Computing and Mathematical Sciences Colloquium
Despite the many advances in traditional data recording techniques, the surge of Big Data platforms and energy conservation issues have imposed new challenges to the storage community in terms of identifying extremely high volume, non-volatile and durable recording media. The potential for using macromolecules for ultra-dense storage was recognized as early as in the 1960s, when the celebrated physicists Richard Feynman outlined his vision for nanotechnology in the talk "There is plenty of room at the bottom." Among known macromolecules, DNA is unique in so far that it lends itself to implementations of non-volatile recoding media of outstanding integrity (one can still recover the DNA of species extinct for more than 70,000 years) and extremely high storage capacity (a human cell, with a mass of roughly 3 pg, hosts DNA with encoding 6.4 GB of information).

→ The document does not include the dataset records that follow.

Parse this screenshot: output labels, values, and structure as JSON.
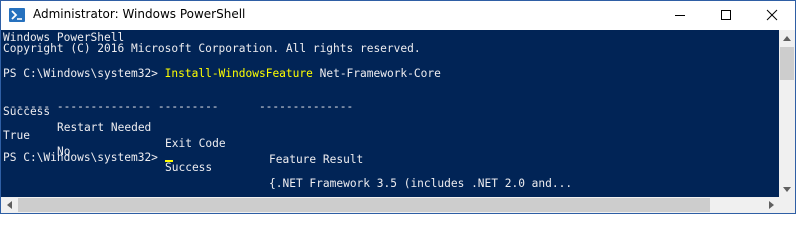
{
  "window": {
    "title": "Administrator: Windows PowerShell",
    "icon": "powershell-icon",
    "accent_color": "#012456",
    "prompt_command_color": "#ffff00",
    "text_color": "#eeedf0",
    "controls": [
      "minimize-icon",
      "maximize-icon",
      "close-icon"
    ]
  },
  "console": {
    "banner_line_1": "Windows PowerShell",
    "banner_line_2": "Copyright (C) 2016 Microsoft Corporation. All rights reserved.",
    "prompt": "PS C:\\Windows\\system32>",
    "command_name": "Install-WindowsFeature",
    "command_args": "Net-Framework-Core",
    "table": {
      "headers": [
        "Success",
        "Restart Needed",
        "Exit Code",
        "Feature Result"
      ],
      "separator": "------- -------------- ---------      --------------",
      "rows": [
        [
          "True",
          "No",
          "Success",
          "{.NET Framework 3.5 (includes .NET 2.0 and..."
        ]
      ]
    },
    "final_prompt": "PS C:\\Windows\\system32>"
  }
}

Building upon the rapid growth of biotechnology systems for DNA synthesis and sequencing, we developed and implemented a new DNA-based rewritable and random access memory. Our system is based on DNA editing and constrained and error-control coding techniques that ensure data reliability, specificity and sensitivity of access, and at the same time, provide exceptionally high data storage capacity. The coding methods used range from traditional prefix-synchronized codes to newly introduced profile codes. As a proof of concept, we encoded in DNA parts of the Wikipedia pages of six universities in the USA, selected specific content blocks and edited portions of the text within various positions in the blocks.
A Joint Work with Han Mao Kia, Jian Ma, Hussein Tabatabaei Yazdi, Yongbo Yuan, and Huimin Zhao.